On Sat, Feb 13, 2016 at 12:44 PM, Marius Buliga marius.buliga@gmail.com wrote:

Re the non locality of the beta reduction with De Bruijn indices, I can't find the best reference at this moment, but to get an image, see, for example, at p. 3-4 of Abadi, Cardelli, Curien, Levy, Explicit substitutions https://hal.archives-ouvertes.fr/file/index/docid/75382/filename/RR-1176.pdf

This is a very interesting discussion, I would be glad to continue it and do something with it. And yes, you can help a lot! but it's entirely up to you, if you think this is something you want to do, then I'd be very grateful.

What about making this chemlambda scripts entirely (and better and much shorter) js scripts? Using this for playing, educational (with a parser from lambda terms to graphs).

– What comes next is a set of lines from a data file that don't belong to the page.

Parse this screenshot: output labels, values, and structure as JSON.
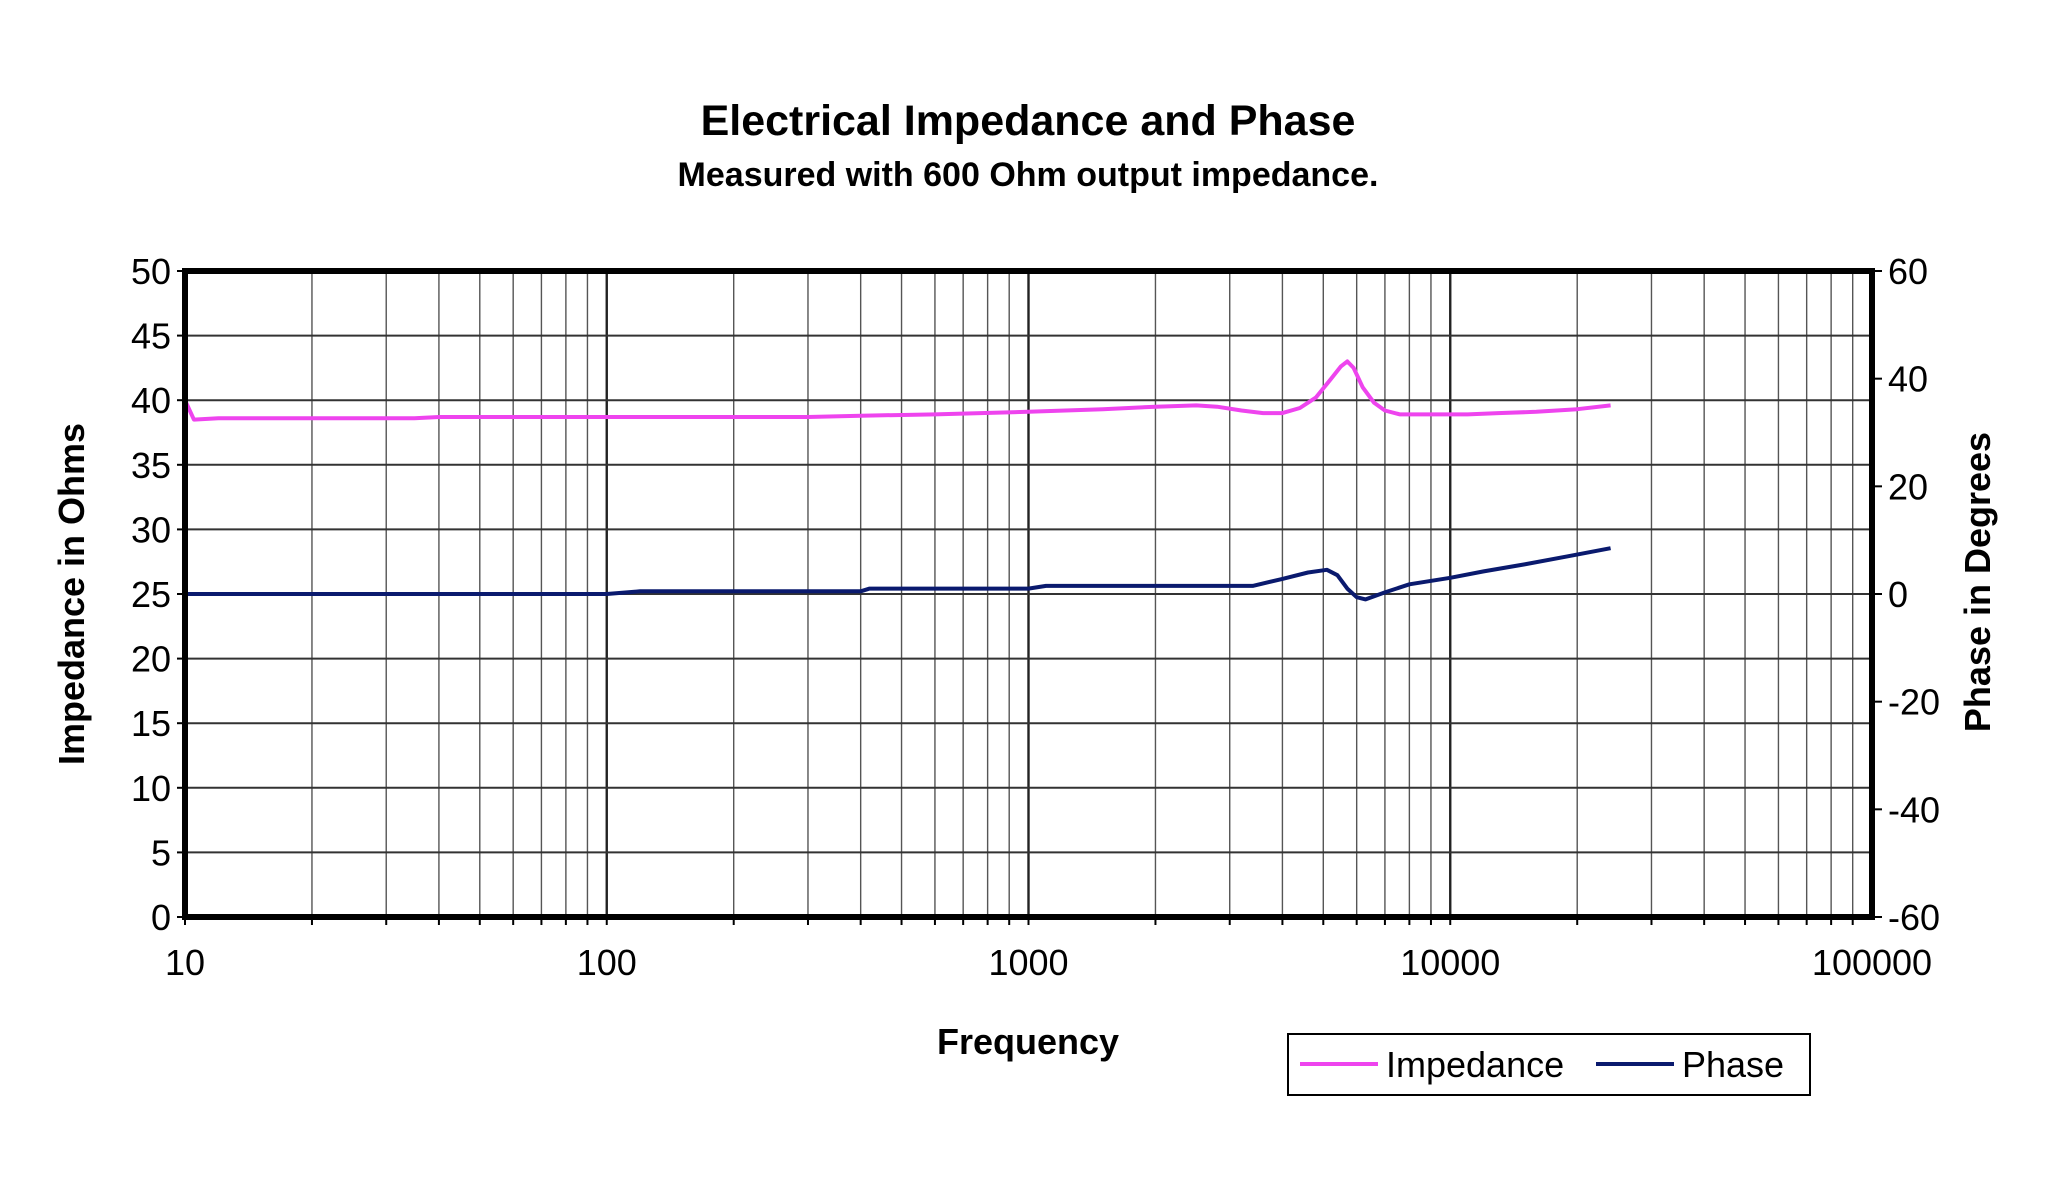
{
  "chart_data": {
    "type": "line",
    "title": "Electrical Impedance and Phase",
    "subtitle": "Measured with 600 Ohm output impedance.",
    "xlabel": "Frequency",
    "ylabel": "Impedance in Ohms",
    "y2label": "Phase in Degrees",
    "xscale": "log",
    "xlim": [
      10,
      100000
    ],
    "ylim": [
      0,
      50
    ],
    "y2lim": [
      -60,
      60
    ],
    "xticks": [
      "10",
      "100",
      "1000",
      "10000",
      "100000"
    ],
    "yticks": [
      "0",
      "5",
      "10",
      "15",
      "20",
      "25",
      "30",
      "35",
      "40",
      "45",
      "50"
    ],
    "y2ticks": [
      "-60",
      "-40",
      "-20",
      "0",
      "20",
      "40",
      "60"
    ],
    "grid": true,
    "legend_position": "bottom-right",
    "series": [
      {
        "name": "Impedance",
        "axis": "left",
        "color": "#ee44ee",
        "x": [
          10,
          10.5,
          12,
          20,
          35,
          40,
          100,
          300,
          400,
          600,
          1000,
          1500,
          2000,
          2500,
          2800,
          3200,
          3600,
          4000,
          4400,
          4800,
          5200,
          5500,
          5700,
          5900,
          6200,
          6600,
          7000,
          7600,
          8500,
          10000,
          11000,
          13000,
          16000,
          20000,
          24000
        ],
        "y": [
          40,
          38.5,
          38.6,
          38.6,
          38.6,
          38.7,
          38.7,
          38.7,
          38.8,
          38.9,
          39.1,
          39.3,
          39.5,
          39.6,
          39.5,
          39.2,
          39.0,
          39.0,
          39.4,
          40.2,
          41.6,
          42.6,
          43.0,
          42.5,
          41.0,
          39.8,
          39.2,
          38.9,
          38.9,
          38.9,
          38.9,
          39.0,
          39.1,
          39.3,
          39.6
        ]
      },
      {
        "name": "Phase",
        "axis": "right",
        "color": "#0a1a6e",
        "x": [
          10,
          50,
          100,
          120,
          400,
          420,
          1000,
          1100,
          2000,
          3400,
          4000,
          4600,
          5100,
          5400,
          5700,
          6000,
          6300,
          7000,
          8000,
          10000,
          12000,
          15000,
          19000,
          24000
        ],
        "y": [
          0,
          0,
          0,
          0.5,
          0.5,
          1,
          1,
          1.5,
          1.5,
          1.5,
          2.8,
          4.0,
          4.5,
          3.5,
          1.0,
          -0.6,
          -1.0,
          0.3,
          1.8,
          3.0,
          4.2,
          5.5,
          7.0,
          8.5
        ]
      }
    ]
  }
}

Making this more flexible (one reduction mode, a limited rewind, seeing labels on nodes and edges if wanted)? Anything creative with it!

We need to lay down some common ground, notations, assumptions, etc, for the discussion. The reason I asked about encode(decode()) and decode(encode()) is the following. There are two realms: lambda terms and graphs associated to them. As functions in the mathematical sense:

encode: lambda terms --> graphs decode: subset of graphs --> lambda terms

They are not inverse one to another, only partially inverse: decode(encode())=id_(lambda terms). So encode is an injection and decode is a partially defined projection.

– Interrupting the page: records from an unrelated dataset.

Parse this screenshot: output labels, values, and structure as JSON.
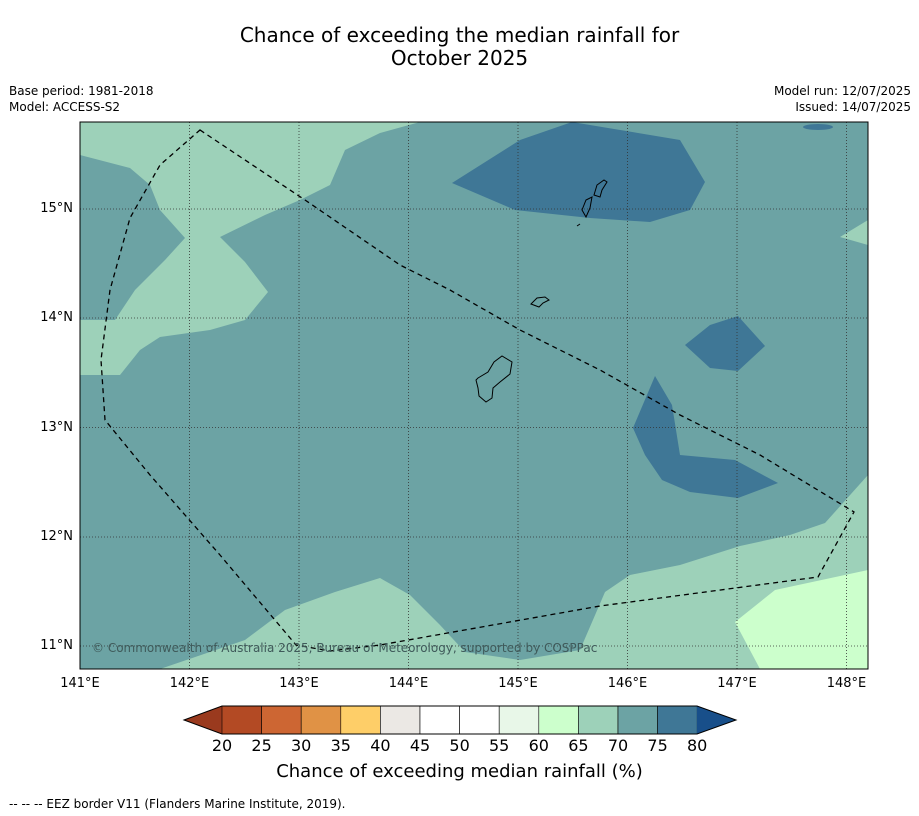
{
  "header": {
    "title_line1": "Chance of exceeding the median rainfall for",
    "title_line2": "October 2025",
    "base_period": "Base period: 1981-2018",
    "model": "Model: ACCESS-S2",
    "model_run": "Model run: 12/07/2025",
    "issued": "Issued: 14/07/2025"
  },
  "map": {
    "lon_labels": [
      "141°E",
      "142°E",
      "143°E",
      "144°E",
      "145°E",
      "146°E",
      "147°E",
      "148°E"
    ],
    "lat_labels": [
      "15°N",
      "14°N",
      "13°N",
      "12°N",
      "11°N"
    ],
    "copyright": "© Commonwealth of Australia 2025, Bureau of Meteorology, supported by COSPPac",
    "colors": {
      "c60_65": "#ccffcc",
      "c65_70": "#9dd1b9",
      "c70_75": "#6ca3a4",
      "c75_80": "#3f7796",
      "coast": "#000000",
      "eez": "#000000"
    }
  },
  "colorbar": {
    "ticks": [
      "20",
      "25",
      "30",
      "35",
      "40",
      "45",
      "50",
      "55",
      "60",
      "65",
      "70",
      "75",
      "80"
    ],
    "colors": [
      "#b34a24",
      "#cd6633",
      "#e09245",
      "#fece68",
      "#ebe8e4",
      "#ffffff",
      "#ffffff",
      "#e8f7e8",
      "#ccffcc",
      "#9dd1b9",
      "#6ca3a4",
      "#3f7796"
    ],
    "under_color": "#9a3a1e",
    "over_color": "#184f8a",
    "label": "Chance of exceeding median rainfall (%)"
  },
  "footnote": "--  --  -- EEZ border V11 (Flanders Marine Institute, 2019)."
}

The reduction functions reduce1 and reduceR also, behave differently: reduce1 is defined (i.e. it stops) only for graphs which have a certain structure, at least we know that reduce1 stops for graphs in the image of encode, so reduce1(encode()) makes sense as a function (it stops as an algorithm). But reduce1 is not preserving the class of graphs encode(lambda terms). The reason is simple: the rewrite you call "commutativity" and I call DIST(ributivity) does it.

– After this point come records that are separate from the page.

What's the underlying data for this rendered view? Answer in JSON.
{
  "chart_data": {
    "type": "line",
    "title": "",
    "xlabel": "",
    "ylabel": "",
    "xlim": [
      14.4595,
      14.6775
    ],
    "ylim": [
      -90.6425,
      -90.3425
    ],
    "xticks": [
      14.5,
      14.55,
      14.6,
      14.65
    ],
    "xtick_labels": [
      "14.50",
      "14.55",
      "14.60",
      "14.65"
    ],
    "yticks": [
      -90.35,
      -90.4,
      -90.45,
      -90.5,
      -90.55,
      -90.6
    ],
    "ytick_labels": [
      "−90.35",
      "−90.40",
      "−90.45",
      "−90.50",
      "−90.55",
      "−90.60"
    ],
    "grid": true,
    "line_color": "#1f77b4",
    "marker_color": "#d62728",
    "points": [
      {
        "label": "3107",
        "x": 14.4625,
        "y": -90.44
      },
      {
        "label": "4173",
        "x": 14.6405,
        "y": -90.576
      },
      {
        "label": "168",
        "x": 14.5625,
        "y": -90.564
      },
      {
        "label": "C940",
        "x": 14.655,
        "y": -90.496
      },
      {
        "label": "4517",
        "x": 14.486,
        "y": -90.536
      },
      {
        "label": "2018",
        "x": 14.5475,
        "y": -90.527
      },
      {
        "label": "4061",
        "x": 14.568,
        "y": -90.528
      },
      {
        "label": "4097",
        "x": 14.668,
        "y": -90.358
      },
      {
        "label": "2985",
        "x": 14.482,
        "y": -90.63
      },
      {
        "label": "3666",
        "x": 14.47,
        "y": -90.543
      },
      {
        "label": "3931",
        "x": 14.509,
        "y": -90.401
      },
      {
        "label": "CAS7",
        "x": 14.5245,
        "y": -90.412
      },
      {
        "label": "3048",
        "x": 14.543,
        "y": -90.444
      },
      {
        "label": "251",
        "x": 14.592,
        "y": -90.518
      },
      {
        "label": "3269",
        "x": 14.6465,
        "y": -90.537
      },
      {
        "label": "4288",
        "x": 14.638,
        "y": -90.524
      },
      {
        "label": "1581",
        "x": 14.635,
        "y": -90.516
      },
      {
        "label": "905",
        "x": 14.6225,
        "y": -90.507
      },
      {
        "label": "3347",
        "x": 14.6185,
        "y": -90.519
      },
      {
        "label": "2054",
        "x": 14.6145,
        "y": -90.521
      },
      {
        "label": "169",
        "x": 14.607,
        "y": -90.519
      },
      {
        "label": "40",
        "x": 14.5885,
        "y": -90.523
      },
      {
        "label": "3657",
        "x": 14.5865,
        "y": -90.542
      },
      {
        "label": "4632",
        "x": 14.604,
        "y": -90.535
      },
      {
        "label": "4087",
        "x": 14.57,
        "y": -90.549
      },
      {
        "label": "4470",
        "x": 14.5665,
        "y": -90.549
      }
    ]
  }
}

The function reduceR is defined on the whole class of graphs.

All this means that lambda calculus is just a shadow of a graph rewriting calculus. It's futile to restrict to meaningful (i.e. in the domain of decode) graphs, I believe many problems come from this unnecessary constraint.

On Sat, Feb 13, 2016 at 6:32 AM, MaiaVictor notifications@github.com wrote:

Ah, I see. I don't quite understand it, though - if you do a beta reduction in a term, it is a whole new term, how could you compare the old variables with the new ones? Some variables could be replicated, for example. Not sure what this means... :(

Thank you for the precise answers! You do clear, great things, I am doing opportunistic programs to show that something works, so it's not elegant like what you do, only perhaps in principle.

That's the opposite of my impression, seems like you made some really neat elegant discoveries that I really need to understand, while I'm just trying to grasp a lot of things that are still a lot over my reach Thank you very much for all the awesome work. Please let me know when I can help in any way!